Cumhuriyet döneminde, Medrese Talebesi’nin, üç aylarda ve Ramazan Ay’ında, medrese’lerin de ta’til edilmesinden faydalanarak, Anadolu’nun muhtelif yerlerine, kasaba ve köylerine bir nev’i staj ve tatbikat için gitmelerini “Medrese mollaları üç aylarda ve ramazan ayında, kasaba kasaba, köy köy dolaşır, dilencilik yaparlardı,” diye çokca istismar edilmiştir. Oysa ki, medrese talebesi yılboyu tahsil ettiği ilimlerin bir nev’i tatbikatını yapmak üzere, sırf bu maksatla kurulmuş vakıfların te’min ettiği harçlıklarla kasaba kasaba, köy köy dolaşır, Kur’ân okurlar, va’az ederler, hutbe okur’lar ve terâvih namazı kıldırırlardı. Büyük şehir’lerdeki medreselerine dönerken de kasaba ve köy halk’ları kendilerine çeşitli hediyeler verirdiler. Medrese talebesi’nin sırf maddî menfe’at te’mini için (cerre çıktığı) kasaba kasaba, köy köy dolaştı iddiası aslâ doğru değildir.
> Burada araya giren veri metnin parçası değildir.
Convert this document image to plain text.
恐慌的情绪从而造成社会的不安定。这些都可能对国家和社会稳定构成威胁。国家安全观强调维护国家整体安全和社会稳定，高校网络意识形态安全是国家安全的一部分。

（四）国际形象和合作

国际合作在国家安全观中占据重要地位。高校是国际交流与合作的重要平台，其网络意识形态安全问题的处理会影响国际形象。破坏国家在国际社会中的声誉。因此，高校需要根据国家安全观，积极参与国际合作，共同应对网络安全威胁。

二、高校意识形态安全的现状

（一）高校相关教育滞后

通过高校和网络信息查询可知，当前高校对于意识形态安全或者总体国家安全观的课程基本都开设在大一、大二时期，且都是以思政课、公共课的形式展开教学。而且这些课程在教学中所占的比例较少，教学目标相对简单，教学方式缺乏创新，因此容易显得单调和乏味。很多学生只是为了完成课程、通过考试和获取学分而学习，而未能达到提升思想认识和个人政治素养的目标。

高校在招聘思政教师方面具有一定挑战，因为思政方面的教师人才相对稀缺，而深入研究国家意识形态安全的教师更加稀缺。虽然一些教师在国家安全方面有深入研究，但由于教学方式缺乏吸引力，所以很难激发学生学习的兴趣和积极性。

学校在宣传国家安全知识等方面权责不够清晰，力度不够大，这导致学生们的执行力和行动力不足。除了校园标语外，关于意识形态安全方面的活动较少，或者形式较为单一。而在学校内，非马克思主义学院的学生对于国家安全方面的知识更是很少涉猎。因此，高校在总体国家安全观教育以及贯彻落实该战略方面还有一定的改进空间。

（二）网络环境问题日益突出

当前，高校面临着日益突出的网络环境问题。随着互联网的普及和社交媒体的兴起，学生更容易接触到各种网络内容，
1826’da, Evkâf-ı Hümâyûn Nezâreti kurulunca, bütün vakıf’ların gelirleri devlet hazinesine alınınca medrese ve ulema’nın imkân’ları çok daralmış, Nizâmiye mahkemelerinin teşkili ve daha sonra hukuk mekteplerinin ortaya çıkmasıyla büyük ölçüde yargı sahasından da uzaklaşmış, sadece din hizmetleriyle alakalı bir kurum olarak kalmıştı.
19. Asır’da II.Mahmud ve Sultan 2. Abdülhamid dönemlerinde eğitim konusunda ıslahat ve yenilikler yapılırken, medreseler ihmal edilmiş, 2. Abdülhamid’in tah’t’dan indirilmesinden sonra, İttihad’çılar devrinde, Şeyhülislâm Mûsa Kâzım ve Mustafa Hayri Efendiler zamanında medreseler ciddî olarak ıslah edilmeye çalışıldı. “Islâh-ı Medâris”, (Medreselerin ıslahı) komisyonları oluşturulup muhtelif Nizamnâme’ler hazırlandı. Geleneksel yapısından tamâmen farklı, mektep tarzında yeni program, dâru’l-Hılâfe medreselerinde uygulanmaya başlandı.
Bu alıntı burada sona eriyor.